50 mind-blowing implications of driverless cars
Geoff Nesnow

  1. It’s not just driverless vehicles, it’s all sorts of automation, including warehouses and shops and customer services. When I was a young man, if I wanted to do anything with my bank account, I had to go into a building and talk to a human being. Now I do it all with an app or an ATM. Over time, most of the (especially, but not exclusively) urban economy will be running on automatic systems. We will need to find ways to share the benefits — you can’t throw millions of people out of their jobs and let all the money pool in the accounts of Uber and Google.
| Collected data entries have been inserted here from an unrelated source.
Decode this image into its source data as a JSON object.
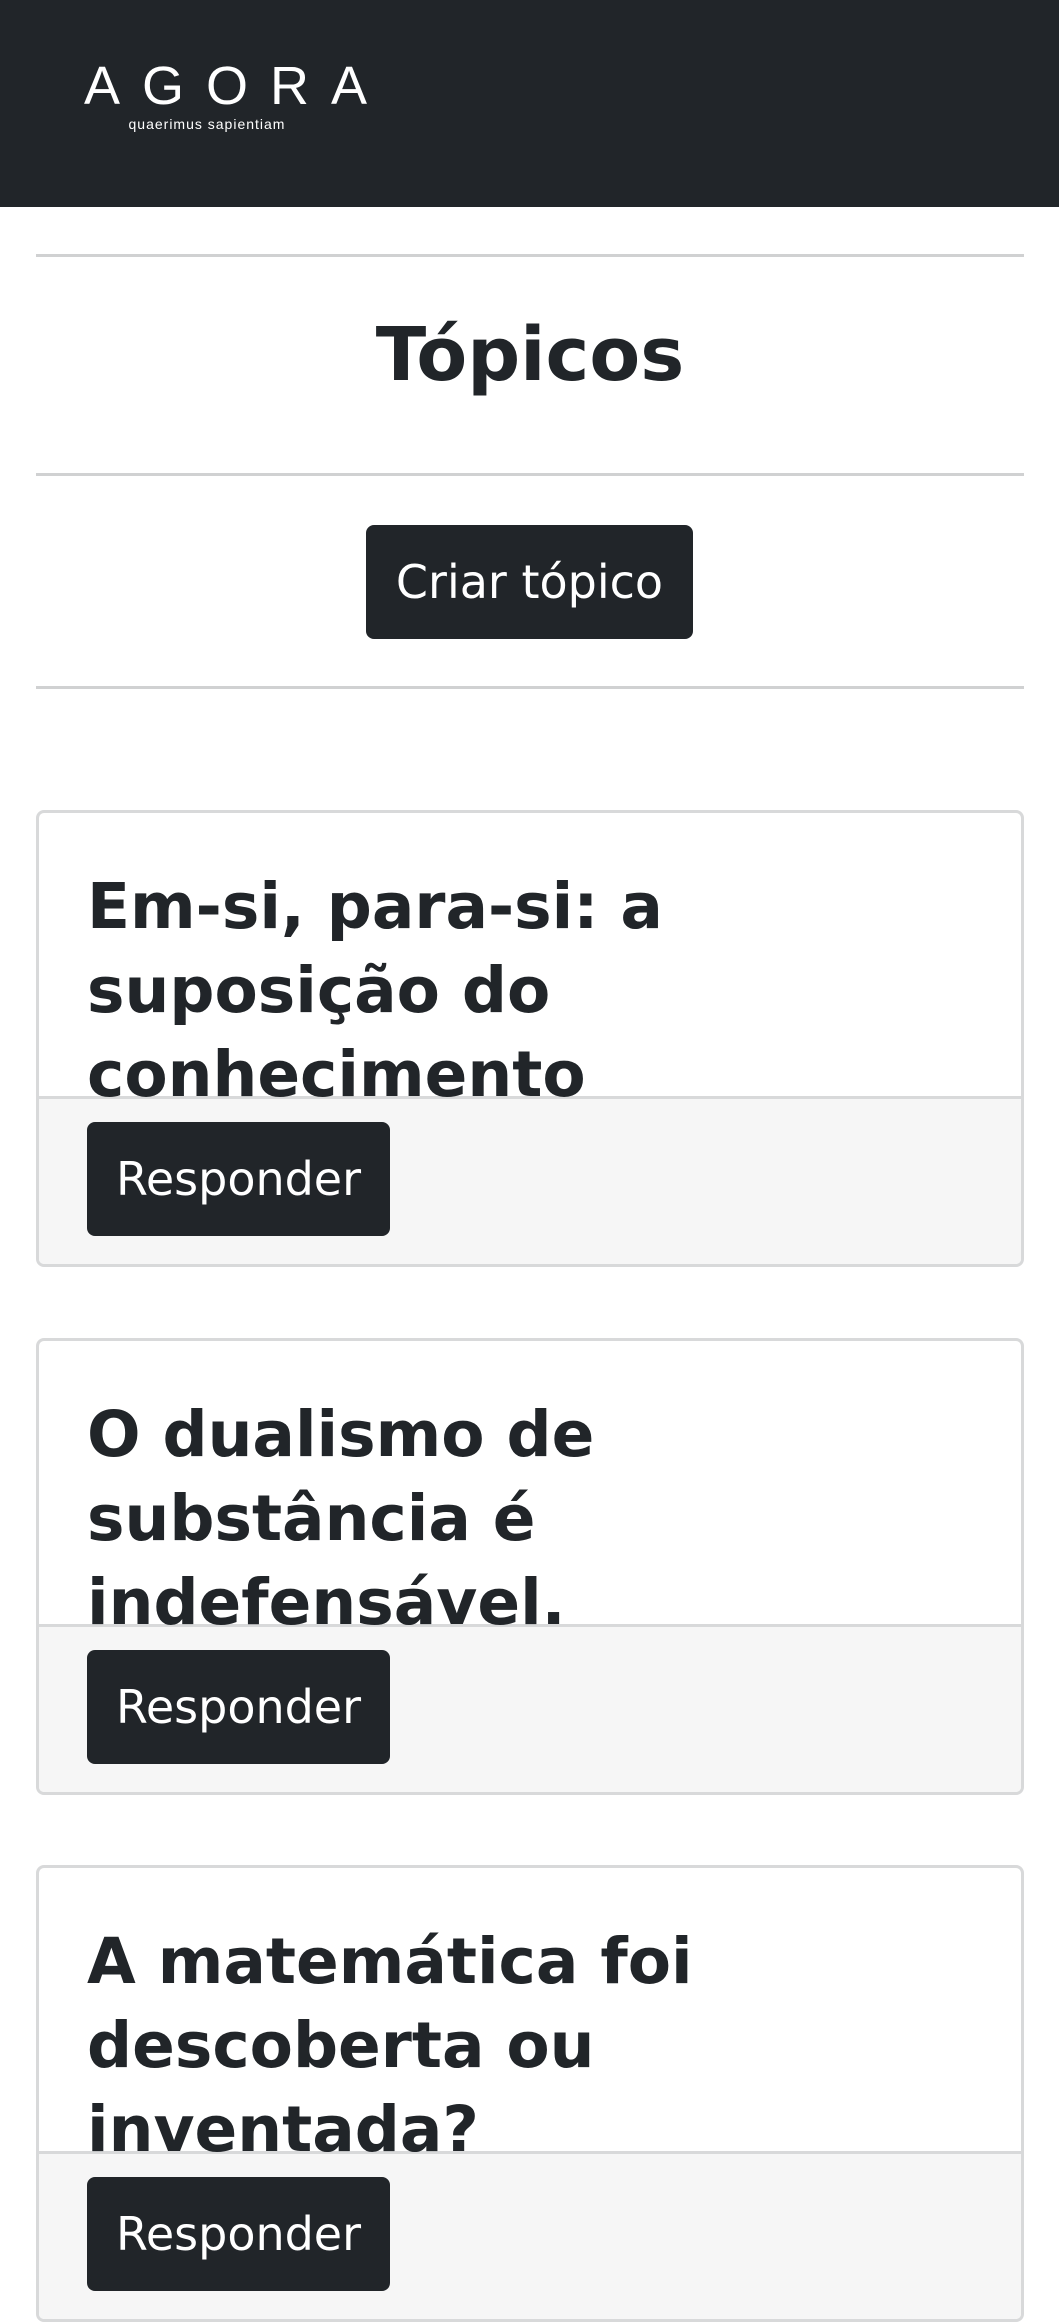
{
  "navbar": {
    "brand": "AGORA",
    "tagline": "quaerimus sapientiam"
  },
  "page": {
    "title": "Tópicos",
    "create_label": "Criar tópico"
  },
  "topics": [
    {
      "title": "Em-si, para-si: a suposição do conhecimento",
      "reply_label": "Responder"
    },
    {
      "title": "O dualismo de substância é indefensável.",
      "reply_label": "Responder"
    },
    {
      "title": "A matemática foi descoberta ou inventada?",
      "reply_label": "Responder"
    }
  ],
  "colors": {
    "navbar": "#212529",
    "button": "#212529",
    "footer": "#f6f6f6",
    "divider": "#d0d1d2"
  }
}
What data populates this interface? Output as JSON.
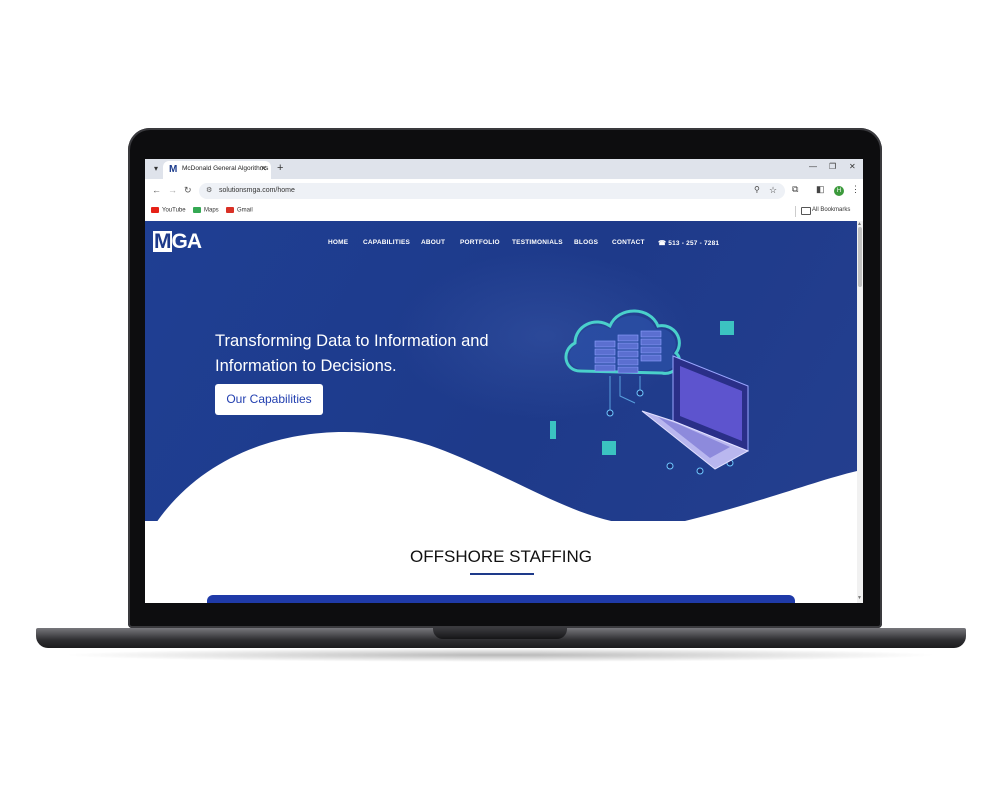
{
  "browser": {
    "tab_title": "McDonald General Algorithms",
    "tab_favicon": "M",
    "url": "solutionsmga.com/home",
    "profile_initial": "H",
    "bookmarks": [
      {
        "label": "YouTube",
        "color": "#e62117"
      },
      {
        "label": "Maps",
        "color": "#34a853"
      },
      {
        "label": "Gmail",
        "color": "#d93025"
      }
    ],
    "all_bookmarks": "All Bookmarks"
  },
  "site": {
    "logo": {
      "first": "M",
      "rest": "GA"
    },
    "nav": [
      "HOME",
      "CAPABILITIES",
      "ABOUT",
      "PORTFOLIO",
      "TESTIMONIALS",
      "BLOGS",
      "CONTACT"
    ],
    "phone": "☎ 513 - 257 - 7281",
    "headline_line1": "Transforming Data to Information and",
    "headline_line2": "Information to Decisions.",
    "cta_label": "Our Capabilities",
    "section_title": "OFFSHORE STAFFING"
  },
  "colors": {
    "hero_blue": "#1e3a8a",
    "accent": "#2340b0",
    "teal": "#3fd2c7"
  }
}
Apart from anything else, where will Uber and Google get their money, if no-one has a job?
  2. None of our current social security solutions (including minimum wage, no matter how high it is) comes within a million miles of addressing this problem. The best, most straightforward, perhaps even only, solution will be a full living Unconditional Basic Income. Whether that’s funded by taxation or fiat money or whatever is a political decision, but it’s either that or armed insurrection. This is not a threat, or even a prediction, it’s a reductio ad absurdum.
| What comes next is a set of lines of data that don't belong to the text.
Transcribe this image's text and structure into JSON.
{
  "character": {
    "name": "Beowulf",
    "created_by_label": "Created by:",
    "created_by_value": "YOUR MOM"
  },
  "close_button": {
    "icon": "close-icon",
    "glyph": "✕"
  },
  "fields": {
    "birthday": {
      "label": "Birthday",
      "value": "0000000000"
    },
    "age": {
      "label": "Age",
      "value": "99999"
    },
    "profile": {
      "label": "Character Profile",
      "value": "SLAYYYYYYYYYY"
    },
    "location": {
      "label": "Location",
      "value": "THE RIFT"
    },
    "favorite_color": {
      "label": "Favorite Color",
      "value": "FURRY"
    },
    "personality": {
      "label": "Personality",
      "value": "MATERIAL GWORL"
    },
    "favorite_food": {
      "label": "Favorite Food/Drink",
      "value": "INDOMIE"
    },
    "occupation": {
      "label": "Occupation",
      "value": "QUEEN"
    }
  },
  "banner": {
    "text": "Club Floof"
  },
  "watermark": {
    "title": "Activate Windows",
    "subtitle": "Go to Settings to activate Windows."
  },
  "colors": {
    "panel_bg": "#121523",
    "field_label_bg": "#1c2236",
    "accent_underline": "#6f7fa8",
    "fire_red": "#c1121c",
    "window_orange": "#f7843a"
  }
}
  3. I’m a pensioner, and I drive a car that I bought from a friend for £500 (about $650). How am I going to afford to — effectively — get a taxi everywhere? Sure, without drivers they’ll be cheaper, but right now no-one is making a profit when I drive myself somewhere (well, OK, the oil companies, the guy who services my car, the tyre fitters — but driverless cars will need the equivalents of those, too). In this brave new world, will I need to have a credit card before I can even get in a car and take off somewhere? This doesn’t sound like freedom to me, it sounds like an infantile dependence on our corporate overlords.
  4. Over the last two hundred years the increasing technology in the world has been eroding democracy. We have, at times, found ways of counteracting that tendency, but there’s an unceasing ebb and flow and we can never just lean back and say “that’s OK now”. The price of liberty is eternal vigilance. Sorry, does that sound paranoid? I’m 60. Bite me.